After a long day of cheering on your child, you might hungrily unwrap the sandwich only to find a translucent, odd-smelling slime spread across the bread.

This slime is Schmalz, which is fat, often taken from pigs, that’s melted, mixed with onions and other ingredients and set to harden into a cream afterwards. 

While you can find Schmalz in many German regions, Bavaria is particularly known for its Griebenschmalz, which is the same slimy substance with pork speck in it.

8. Zungenwurst - tongue sausage

There's tongue in that sausage. Photo: Wikimedia Commons / Tamorlan

Story continues below…

If you’re brought up in Germany, you’re more or less compelled to eat huge amounts of bread for lunch every day, eventually forcing you to find ways of spicing up your Käsebrot (cheesebread).

Some Germans, bored with Salami, Schinken (ham) and co., had the bright idea of ripping out pigs’ tongues, mixing them with blood, onion and bacon and calling the whole thing Zungenwurst.

Zungenwurst is part of the German Blutwurst family, and among the variety of bloody sausages you can find across the Bundesrepublik, Thuringian Rotwurst is known to be the queen of them all.

9. Sülze - aspic

Trapped in aspic. Photo: Wikipedia Commons / Rainer Zenz

Even if two foods make for incredibly unlikely bed fellows, Germans find a way of making them inseparable by trapping them in Sülze (aspic).

To produce aspic, a cooled glass or metal jar is filled with seasoned liquid jelly, which is then cooled. As soon as a coat has formed on the liquid, little ice cold pieces of filling such as meat, fish, fruit, etc. are placed inside, the jar is then re-filled with jelly and finally put in a fridge until the whole substance hardens. 

When walking through your grocery store in most regions of Germany, you’ll encounter pieces of pineapple and chicken stuck in big globs of this wobbly substance, either in jars or as vacuum-sealed slabs.

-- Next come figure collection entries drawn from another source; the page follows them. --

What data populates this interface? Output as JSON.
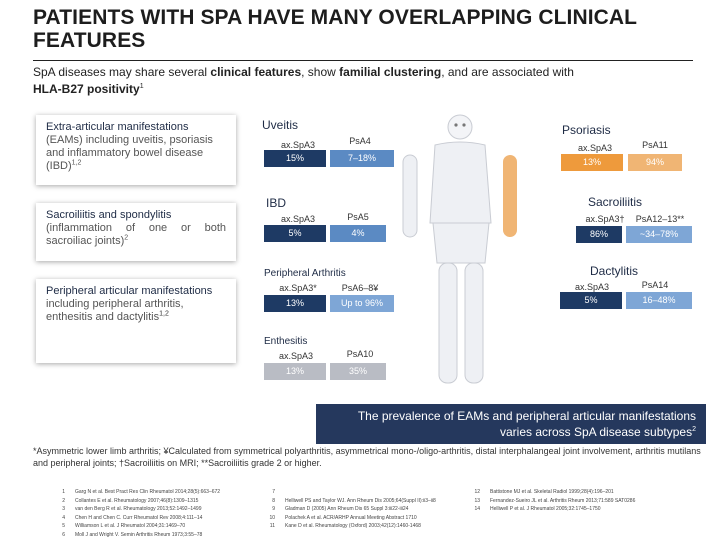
{
  "title": "PATIENTS WITH SPA HAVE MANY OVERLAPPING CLINICAL FEATURES",
  "subtitle": {
    "p1": "SpA diseases may share several ",
    "b1": "clinical features",
    "p2": ", show ",
    "b2": "familial clustering",
    "p3": ", and are associated with ",
    "b3": "HLA-B27 positivity",
    "sup": "1"
  },
  "left_cards": {
    "extra": {
      "head": "Extra-articular manifestations",
      "text": "(EAMs) including uveitis, psoriasis and inflammatory bowel disease (IBD)",
      "sup": "1,2"
    },
    "sacro": {
      "head": "Sacroiliitis and spondylitis",
      "text": "(inflammation of one or both sacroiliac joints)",
      "sup": "2"
    },
    "peripheral": {
      "head": "Peripheral articular manifestations",
      "text": " including peripheral arthritis, enthesitis and dactylitis",
      "sup": "1,2"
    }
  },
  "regions": {
    "uveitis": {
      "label": "Uveitis",
      "a_label": "ax.SpA3",
      "b_label": "PsA4",
      "a_val": "15%",
      "b_val": "7–18%"
    },
    "ibd": {
      "label": "IBD",
      "a_label": "ax.SpA3",
      "b_label": "PsA5",
      "a_val": "5%",
      "b_val": "4%"
    },
    "periph": {
      "label": "Peripheral Arthritis",
      "a_label": "ax.SpA3*",
      "b_label": "PsA6–8¥",
      "a_val": "13%",
      "b_val": "Up to 96%"
    },
    "enth": {
      "label": "Enthesitis",
      "a_label": "ax.SpA3",
      "b_label": "PsA10",
      "a_val": "13%",
      "b_val": "35%"
    },
    "psoriasis": {
      "label": "Psoriasis",
      "a_label": "ax.SpA3",
      "b_label": "PsA11",
      "a_val": "13%",
      "b_val": "94%"
    },
    "sacro": {
      "label": "Sacroiliitis",
      "a_label": "ax.SpA3†",
      "b_label": "PsA12–13**",
      "a_val": "86%",
      "b_val": "~34–78%"
    },
    "dact": {
      "label": "Dactylitis",
      "a_label": "ax.SpA3",
      "b_label": "PsA14",
      "a_val": "5%",
      "b_val": "16–48%"
    }
  },
  "callout": {
    "text": "The prevalence of EAMs and peripheral articular manifestations varies across SpA disease subtypes",
    "sup": "2"
  },
  "footnote": "*Asymmetric lower limb arthritis; ¥Calculated from symmetrical polyarthritis, asymmetrical mono-/oligo-arthritis, distal interphalangeal joint involvement, arthritis mutilans and peripheral joints; †Sacroiliitis on MRI; **Sacroiliitis grade 2 or higher.",
  "references": {
    "col1": [
      {
        "n": "1",
        "t": "Garg N et al. Best Pract Res Clin Rheumatol 2014;28(5):663–672"
      },
      {
        "n": "2",
        "t": "Collantes E et al. Rheumatology 2007;46(8):1309–1315"
      },
      {
        "n": "3",
        "t": "van den Berg R et al. Rheumatology 2013;52:1492–1499"
      },
      {
        "n": "4",
        "t": "Chen H and Chen C. Curr Rheumatol Rev 2008;4:111–14"
      },
      {
        "n": "5",
        "t": "Williamson L et al. J Rheumatol 2004;31:1469–70"
      },
      {
        "n": "6",
        "t": "Moll J and Wright V. Semin Arthritis Rheum 1973;3:55–78"
      }
    ],
    "col2": [
      {
        "n": "7",
        "t": ""
      },
      {
        "n": "8",
        "t": "Helliwell PS and Taylor WJ. Ann Rheum Dis 2005;64(Suppl II):ii3–ii8"
      },
      {
        "n": "9",
        "t": "Gladman D (2005) Ann Rheum Dis 65 Suppl 3:iii22-iii24"
      },
      {
        "n": "10",
        "t": "Polachek A et al. ACR/ARHP Annual Meeting Abstract 1710"
      },
      {
        "n": "11",
        "t": "Kane D et al. Rheumatology (Oxford) 2003;42(12):1460-1468"
      }
    ],
    "col3": [
      {
        "n": "12",
        "t": "Battistone MJ et al. Skeletal Radiol 1999;28(4):196–201"
      },
      {
        "n": "13",
        "t": "Fernandez-Sueiro JL et al. Arthritis Rheum 2013;71:589 SAT0286"
      },
      {
        "n": "14",
        "t": "Helliwell P et al. J Rheumatol 2005;32:1745–1750"
      }
    ]
  },
  "colors": {
    "navy": "#1e3a64",
    "blue": "#5b8ac3",
    "orange": "#ee9a3c",
    "grey": "#b9bcc4"
  }
}
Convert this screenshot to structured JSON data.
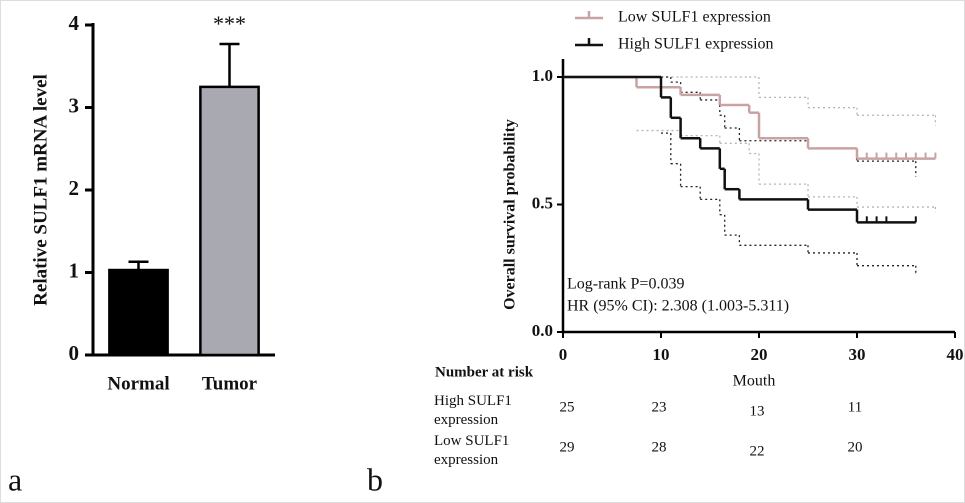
{
  "chart_data": [
    {
      "type": "bar",
      "panel_label": "a",
      "ylabel": "Relative SULF1 mRNA level",
      "categories": [
        "Normal",
        "Tumor"
      ],
      "values": [
        1.03,
        3.25
      ],
      "errors": [
        0.1,
        0.52
      ],
      "colors": [
        "#000000",
        "#a9a9b1"
      ],
      "annotation": "***",
      "ylim": [
        0,
        4
      ],
      "yticks": [
        0,
        1,
        2,
        3,
        4
      ]
    },
    {
      "type": "step",
      "panel_label": "b",
      "xlabel": "Mouth",
      "ylabel": "Overall survival probability",
      "xlim": [
        0,
        40
      ],
      "xticks": [
        0,
        10,
        20,
        30,
        40
      ],
      "ylim": [
        0,
        1
      ],
      "yticks": [
        {
          "value": 0,
          "label": "0.0"
        },
        {
          "value": 0.5,
          "label": "0.5"
        },
        {
          "value": 1,
          "label": "1.0"
        }
      ],
      "annotations": [
        "Log-rank P=0.039",
        "HR (95% CI): 2.308 (1.003-5.311)"
      ],
      "series": [
        {
          "name": "Low SULF1 expression",
          "color": "#c9a3a3",
          "ci_color": "#b5b5b5",
          "x": [
            0,
            7.5,
            12,
            16,
            19,
            20,
            25,
            30,
            38
          ],
          "values": [
            1,
            0.96,
            0.93,
            0.89,
            0.86,
            0.76,
            0.72,
            0.68,
            0.68
          ],
          "ci_upper": [
            null,
            1,
            1,
            1,
            1,
            0.92,
            0.88,
            0.85,
            0.81
          ],
          "ci_lower": [
            null,
            0.79,
            0.77,
            0.74,
            0.7,
            0.58,
            0.53,
            0.49,
            0.47
          ],
          "censored": [
            31,
            32,
            33,
            34,
            35,
            36,
            37,
            38
          ]
        },
        {
          "name": "High SULF1 expression",
          "color": "#111111",
          "ci_color": "#222222",
          "x": [
            0,
            10,
            11,
            12,
            14,
            16,
            16.5,
            18,
            25,
            30,
            36
          ],
          "values": [
            1,
            0.92,
            0.84,
            0.76,
            0.72,
            0.64,
            0.56,
            0.52,
            0.48,
            0.43,
            0.43
          ],
          "ci_upper": [
            null,
            1,
            0.98,
            0.94,
            0.91,
            0.85,
            0.8,
            0.75,
            0.72,
            0.67,
            0.61
          ],
          "ci_lower": [
            null,
            0.78,
            0.66,
            0.57,
            0.52,
            0.46,
            0.38,
            0.34,
            0.31,
            0.26,
            0.23
          ],
          "censored": [
            31,
            32,
            33,
            36
          ]
        }
      ],
      "risk_table": {
        "title": "Number at risk",
        "rows": [
          {
            "label": "High SULF1 expression",
            "values": [
              25,
              23,
              13,
              11
            ]
          },
          {
            "label": "Low SULF1 expression",
            "values": [
              29,
              28,
              22,
              20
            ]
          }
        ]
      }
    }
  ]
}
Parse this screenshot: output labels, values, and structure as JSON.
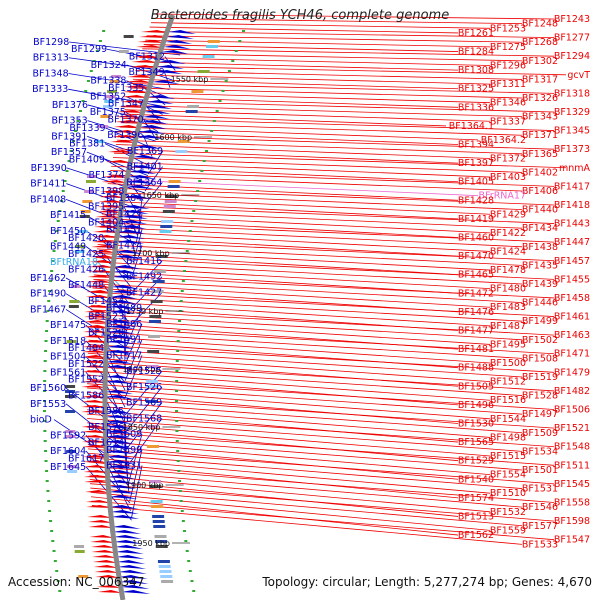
{
  "title": "Bacteroides fragilis YCH46, complete genome",
  "accession_text": "Accession: NC_006347",
  "topology_text": "Topology: circular; Length: 5,277,274 bp; Genes: 4,670",
  "colors": {
    "forward": "#0000cc",
    "reverse": "#ee0000",
    "rna": "#33aaee",
    "rrna": "#ee66cc",
    "backbone": "#888888"
  },
  "ticks": [
    "1550 kbp",
    "1600 kbp",
    "1650 kbp",
    "1700 kbp",
    "1750 kbp",
    "1800 kbp",
    "1850 kbp",
    "1900 kbp",
    "1950 kbp"
  ],
  "left_labels": [
    "BF1298",
    "BF1299",
    "BF1312",
    "BF1313",
    "BF1324",
    "BF1349",
    "BF1348",
    "BF1338",
    "BF1335",
    "BF1333",
    "BF1352",
    "BF1347",
    "BF1376",
    "BF1375",
    "BF1370",
    "BF1353",
    "BF1339",
    "BF1396",
    "BF1391",
    "BF1381",
    "BF1369",
    "BF1357",
    "BF1409",
    "BF1401",
    "BF1390",
    "BF1374",
    "BF1364",
    "BF1411",
    "BF1398",
    "BF1384",
    "BF1408",
    "BF1395",
    "BF1421",
    "BF1415",
    "BF1404",
    "BF1451",
    "BF1450",
    "BF1420",
    "BF1414",
    "BF1449",
    "BF1425",
    "BF1416",
    "BFtRNA18",
    "BF1426",
    "BF1492",
    "BF1462",
    "BF1448",
    "BF1427",
    "BF1490",
    "BF1454",
    "BF1489",
    "BF1467",
    "BF1523",
    "BF1486",
    "BF1475",
    "BF1520",
    "BF1491",
    "BF1518",
    "BF1494",
    "BF1517",
    "BF1504",
    "BF1522",
    "BF1525",
    "BF1561",
    "BF1552",
    "BF1526",
    "BF1560",
    "BF1586",
    "BF1569",
    "BF1553",
    "BF1585",
    "BF1568",
    "bioD",
    "BF1576",
    "BF1609",
    "BF1592",
    "BF1614",
    "BF1599",
    "BF1604",
    "BF1617",
    "BF1631",
    "BF1645"
  ],
  "right_labels": [
    "BF1243",
    "BF1248",
    "BF1253",
    "BF1261",
    "BF1277",
    "BF1268",
    "BF1275",
    "BF1284",
    "BF1294",
    "BF1302",
    "BF1296",
    "BF1308",
    "gcvT",
    "BF1317",
    "BF1311",
    "BF1325",
    "BF1318",
    "BF1326",
    "BF1346",
    "BF1336",
    "BF1329",
    "BF1343",
    "BF1337",
    "BF1364.1",
    "BF1345",
    "BF1371",
    "BF1364.2",
    "BF1394",
    "BF1373",
    "BF1365",
    "BF1372",
    "BF1397",
    "mnmA",
    "BF1402",
    "BF1403",
    "BF1405",
    "BF1417",
    "BF1406",
    "BFrRNA17",
    "BF1428",
    "BF1418",
    "BF1440",
    "BF1429",
    "BF1419",
    "BF1443",
    "BF1434",
    "BF1422",
    "BF1460",
    "BF1447",
    "BF1438",
    "BF1424",
    "BF1470",
    "BF1457",
    "BF1435",
    "BF1478",
    "BF1465",
    "BF1455",
    "BF1439",
    "BF1480",
    "BF1472",
    "BF1458",
    "BF1446",
    "BF1483",
    "BF1476",
    "BF1461",
    "BF1499",
    "BF1487",
    "BF1477",
    "BF1463",
    "BF1502",
    "BF1495",
    "BF1481",
    "BF1471",
    "BF1508",
    "BF1500",
    "BF1488",
    "BF1479",
    "BF1519",
    "BF1512",
    "BF1505",
    "BF1482",
    "BF1528",
    "BF1516",
    "BF1496",
    "BF1506",
    "BF1497",
    "BF1544",
    "BF1530",
    "BF1521",
    "BF1509",
    "BF1498",
    "BF1565",
    "BF1548",
    "BF1534",
    "BF1515",
    "BF1529",
    "BF1511",
    "BF1501",
    "BF1554",
    "BF1540",
    "BF1545",
    "BF1531",
    "BF1510",
    "BF1574",
    "BF1558",
    "BF1546",
    "BF1532",
    "BF1513",
    "BF1598",
    "BF1577",
    "BF1559",
    "BF1562",
    "BF1547",
    "BF1533"
  ]
}
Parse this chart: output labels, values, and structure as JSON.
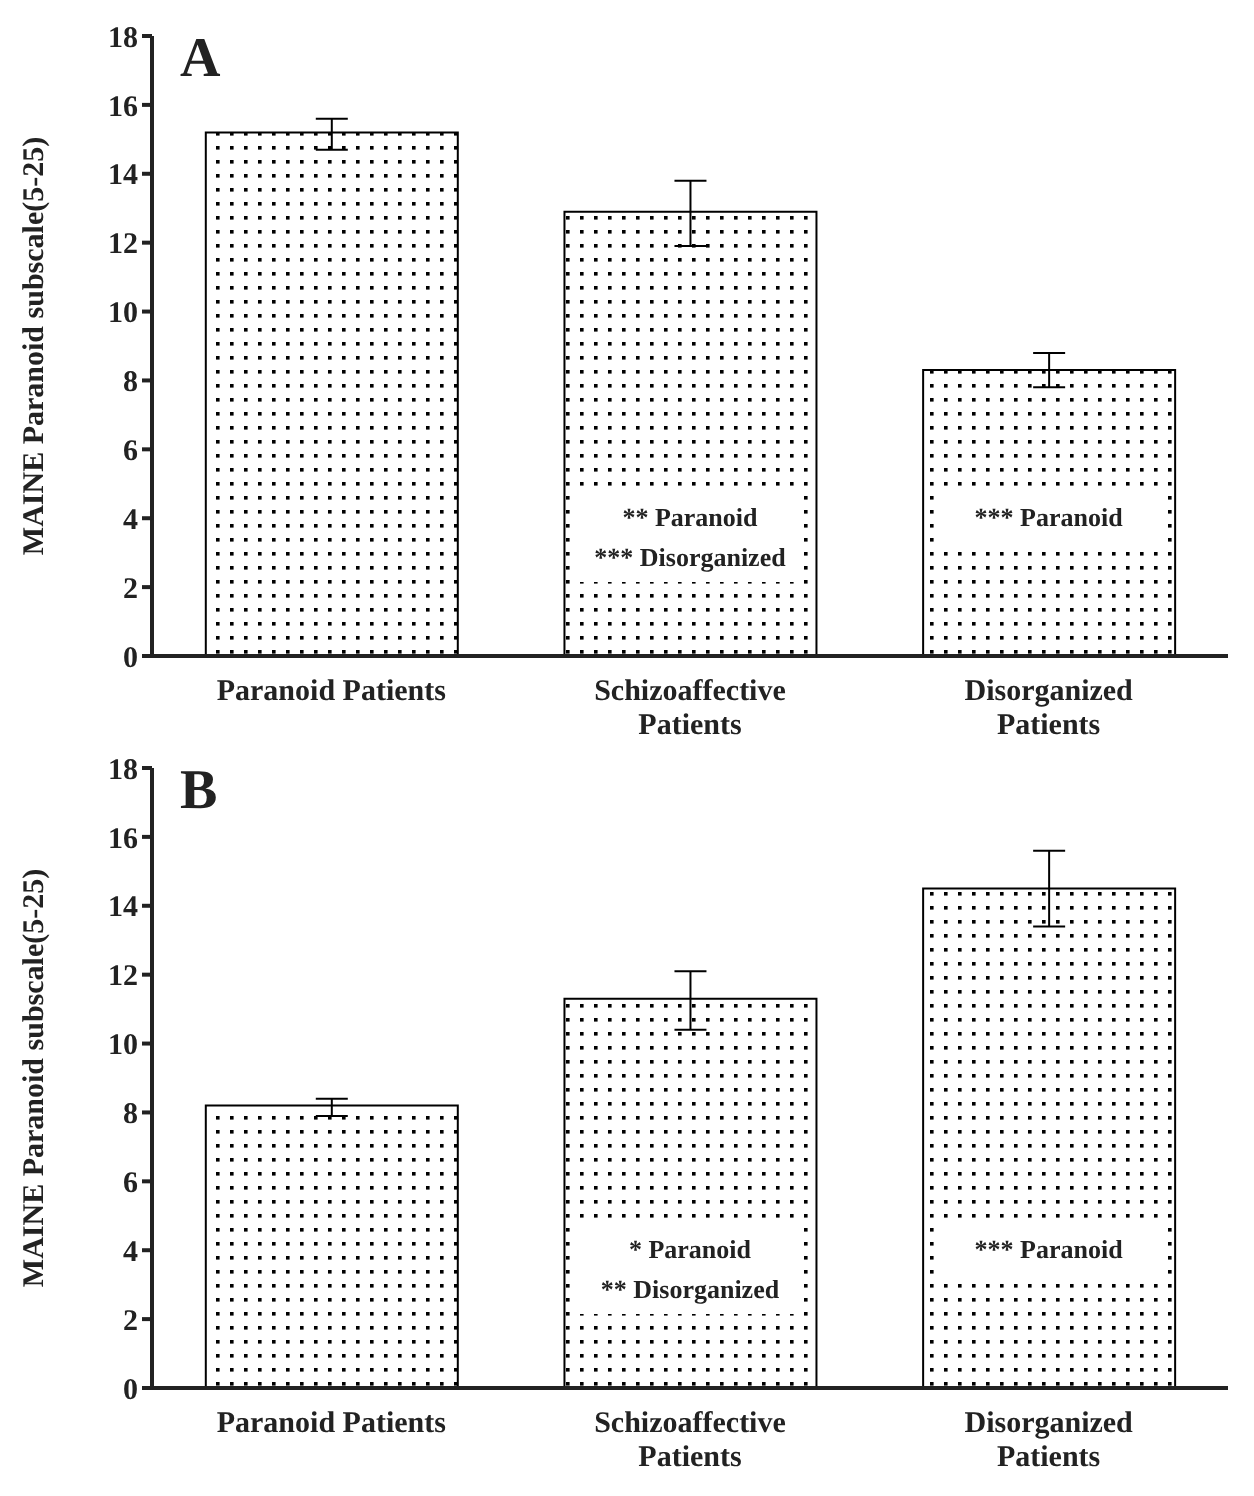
{
  "chart_data": [
    {
      "type": "bar",
      "title": "A",
      "ylabel": "MAINE Paranoid subscale(5-25)",
      "categories": [
        "Paranoid Patients",
        "Schizoaffective Patients",
        "Disorganized Patients"
      ],
      "series": [
        {
          "color": "#000000",
          "values": [
            15.2,
            12.9,
            8.3
          ],
          "errors": [
            [
              14.7,
              15.6
            ],
            [
              11.9,
              13.8
            ],
            [
              7.8,
              8.8
            ]
          ]
        }
      ],
      "ylim": [
        0,
        18
      ],
      "yticks": [
        0,
        2,
        4,
        6,
        8,
        10,
        12,
        14,
        16,
        18
      ],
      "grid": false,
      "legend": false,
      "annotations": [
        "** Paranoid\n*** Disorganized",
        "*** Paranoid"
      ]
    },
    {
      "type": "bar",
      "title": "B",
      "ylabel": "MAINE Paranoid subscale(5-25)",
      "categories": [
        "Paranoid Patients",
        "Schizoaffective Patients",
        "Disorganized Patients"
      ],
      "series": [
        {
          "color": "#000000",
          "values": [
            8.2,
            11.3,
            14.5
          ],
          "errors": [
            [
              7.9,
              8.4
            ],
            [
              10.4,
              12.1
            ],
            [
              13.4,
              15.6
            ]
          ]
        }
      ],
      "ylim": [
        0,
        18
      ],
      "yticks": [
        0,
        2,
        4,
        6,
        8,
        10,
        12,
        14,
        16,
        18
      ],
      "grid": false,
      "legend": false,
      "annotations": [
        "* Paranoid\n** Disorganized",
        "*** Paranoid"
      ]
    }
  ]
}
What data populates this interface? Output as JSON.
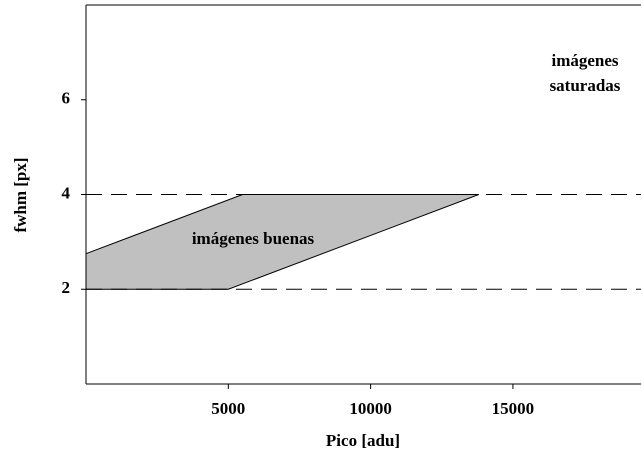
{
  "chart_data": {
    "type": "region",
    "x_label": "Pico [adu]",
    "y_label": "fwhm [px]",
    "x": [
      0,
      5500,
      13800,
      5000,
      0
    ],
    "values": [
      2.75,
      4,
      4,
      2,
      2
    ],
    "color": "#c0c0c0",
    "hlines": [
      2,
      4
    ],
    "annotations": [
      "imágenes buenas",
      "imágenes",
      "saturadas"
    ],
    "xlim": [
      0,
      19500
    ],
    "ylim": [
      0,
      8
    ],
    "xticks": [
      5000,
      10000,
      15000
    ],
    "yticks": [
      2,
      4,
      6
    ]
  }
}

10. Soleier – pickled eggs

Eery eggs in a jar. Photo: Wikimedia Commons / Doktor Zion

You may walk into a friend’s basement looking for a beer on a Saturday evening and come across a wall-sized shelf stacked with glasses full of eggs.

But rather than breeding an army of chicks, your friend probably uses the mixture to keep the eggs from going off.

Germans like to pickle pretty much everything - which is why your local store is sure to have a whole aisle of pickled carrots, onions, tomatoes, and many more things.

If you want to still your ravenous pickle hunger, the Spreewald area in the state of Brandenburg just outside of Berlin is famously known for its excellent gherkin.

But beware - eating mass amounts of "Gewürzgurken" (pickled cucumbers) is often seen by Germans as a sign of pregnancy.